Recently, mutations in the CEBPA gene, encoding CCAAT/enhancer binding protein alpha have been identified in 10 to 15% of patients with acute myeloid leukemia (AML) exhibiting a normal karyotype and mutant CEBPA was shown to predict favorable outcome. However, the impact of different postremission strategies such as high-dose cytarabine based chemotherapy (chemo), autologous (auto-SCT) or allogeneic stem cell transplantation (allo-SCT) in subgroups defined by these molecular markers is under discussion. Therefore, we initiated a pooled data analysis on patients exhibiting a normal karyotype at diagnosis treated within the prospective treatment trials AML-2/95, AML-1/99, AMLHD93 and AMLHD98A.

All patients (age 16–60 years) received two cycles of induction therapy with standard dose cytarabine combined with etoposide and idarubicin. After a first consolidation therapy, patients were assigned to an allo-SCT if an HLA-identical sibling donor was available in all four trials. In the AML-2/95 and AMLHD93 trials all other patients were assigned to chemo whereas in the AML-1/99 and AMLHD98A trials patients were randomised between auto-SCT and chemo. All patients were analyzed for CEBPA-mutations in the N-terminal transactivation domains and the C-terminal basic region-leucine zipper domain by direct sequencing of genomic DNA.
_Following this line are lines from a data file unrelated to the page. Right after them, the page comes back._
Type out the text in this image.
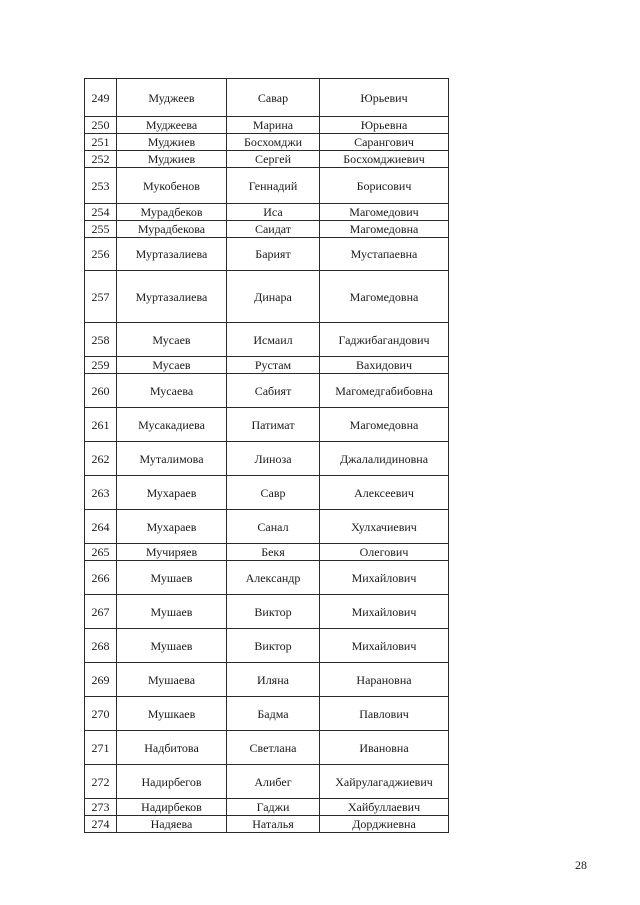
249	Муджеев	Савар	Юрьевич
250	Муджеева	Марина	Юрьевна
251	Муджиев	Босхомджи	Сарангович
252	Муджиев	Сергей	Босхомджиевич
253	Мукобенов	Геннадий	Борисович
254	Мурадбеков	Иса	Магомедович
255	Мурадбекова	Саидат	Магомедовна
256	Муртазалиева	Барият	Мустапаевна
257	Муртазалиева	Динара	Магомедовна
258	Мусаев	Исмаил	Гаджибагандович
259	Мусаев	Рустам	Вахидович
260	Мусаева	Сабият	Магомедгабибовна
261	Мусакадиева	Патимат	Магомедовна
262	Муталимова	Линоза	Джалалидиновна
263	Мухараев	Савр	Алексеевич
264	Мухараев	Санал	Хулхачиевич
265	Мучиряев	Бекя	Олегович
266	Мушаев	Александр	Михайлович
267	Мушаев	Виктор	Михайлович
268	Мушаев	Виктор	Михайлович
269	Мушаева	Иляна	Нарановна
270	Мушкаев	Бадма	Павлович
271	Надбитова	Светлана	Ивановна
272	Надирбегов	Алибег	Хайрулагаджиевич
273	Надирбеков	Гаджи	Хайбуллаевич
274	Надяева	Наталья	Дорджиевна
28
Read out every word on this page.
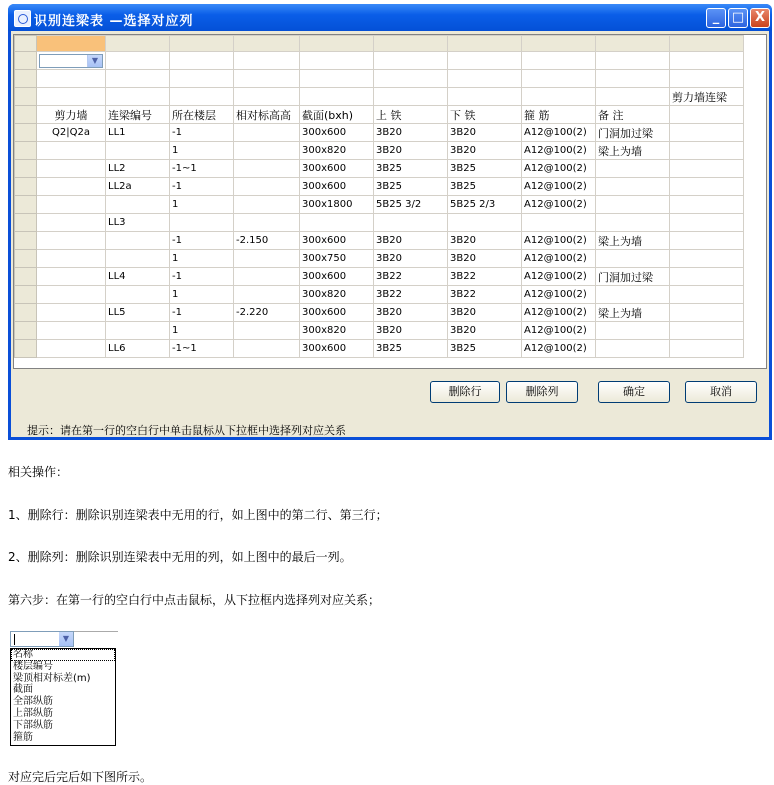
识别连梁表 —选择对应列	_ □ X

	▼									

										剪力墙连梁
	剪力墙	连梁编号	所在楼层	相对标高高	截面(bxh)	上 铁	下 铁	箍 筋	备 注	
	Q2|Q2a	LL1	-1		300x600	3B20	3B20	A12@100(2)	门洞加过梁	
			1		300x820	3B20	3B20	A12@100(2)	梁上为墙	
		LL2	-1~1		300x600	3B25	3B25	A12@100(2)		
		LL2a	-1		300x600	3B25	3B25	A12@100(2)		
			1		300x1800	5B25 3/2	5B25 2/3	A12@100(2)		
		LL3								
			-1	-2.150	300x600	3B20	3B20	A12@100(2)	梁上为墙	
			1		300x750	3B20	3B20	A12@100(2)		
		LL4	-1		300x600	3B22	3B22	A12@100(2)	门洞加过梁	
			1		300x820	3B22	3B22	A12@100(2)		
		LL5	-1	-2.220	300x600	3B20	3B20	A12@100(2)	梁上为墙	
			1		300x820	3B20	3B20	A12@100(2)		
		LL6	-1~1		300x600	3B25	3B25	A12@100(2)		
删除行	删除列	确定	取消
提示：请在第一行的空白行中单击鼠标从下拉框中选择列对应关系
相关操作：
1、删除行：删除识别连梁表中无用的行，如上图中的第二行、第三行；
2、删除列：删除识别连梁表中无用的列，如上图中的最后一列。
第六步：在第一行的空白行中点击鼠标，从下拉框内选择列对应关系；
▼
名称
楼层编号
梁顶相对标差(m)
截面
全部纵筋
上部纵筋
下部纵筋
箍筋
对应完后完后如下图所示。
Between 1993 and 2004 a total of n=872 patients exhibiting a normal karyotype had been registered. Actually in 413 patients results of CEBPA analyses are available and 54 (13%) exhibited a mutation (46% N-terminal, 15% C-terminal, 39% N- and C-terminal). Response to induction therapy was 85% (46/54) and 74% (259/352) in the CEBPA mutated group and the CEBPA wild-type group, respectively. RFS and OS were 59% and 38% (p=0.01) as well as 66% and 41% (p=0.002) in the CEBPA mutated group and the CEBPA wild-type group, respectively after a median follow-up of 42 months. The distribution of postremission therapy of the 46 patients in the CEBPA mutated group was n=22 Chemo, n=13 allo-tpl, n=9 auto-tpl, n=2 allo-tpl from a matched unrelated donor. Analysis based on the availability of a matched related donor revealed a significant better RFS (p=0.03) and OS (p=0.03) for patients with an matched related donor.

Conclusion: Although AML patients with normal karyotype and a CEBPA mutation comprises a group with favorable prognosis allogeneic transplantation from an HLA-matched family donor seems to improve long term outcome. Confirmation of these preliminary data on a larger series of patients are necessary to improve a risk-adapted decision on postremission strategies.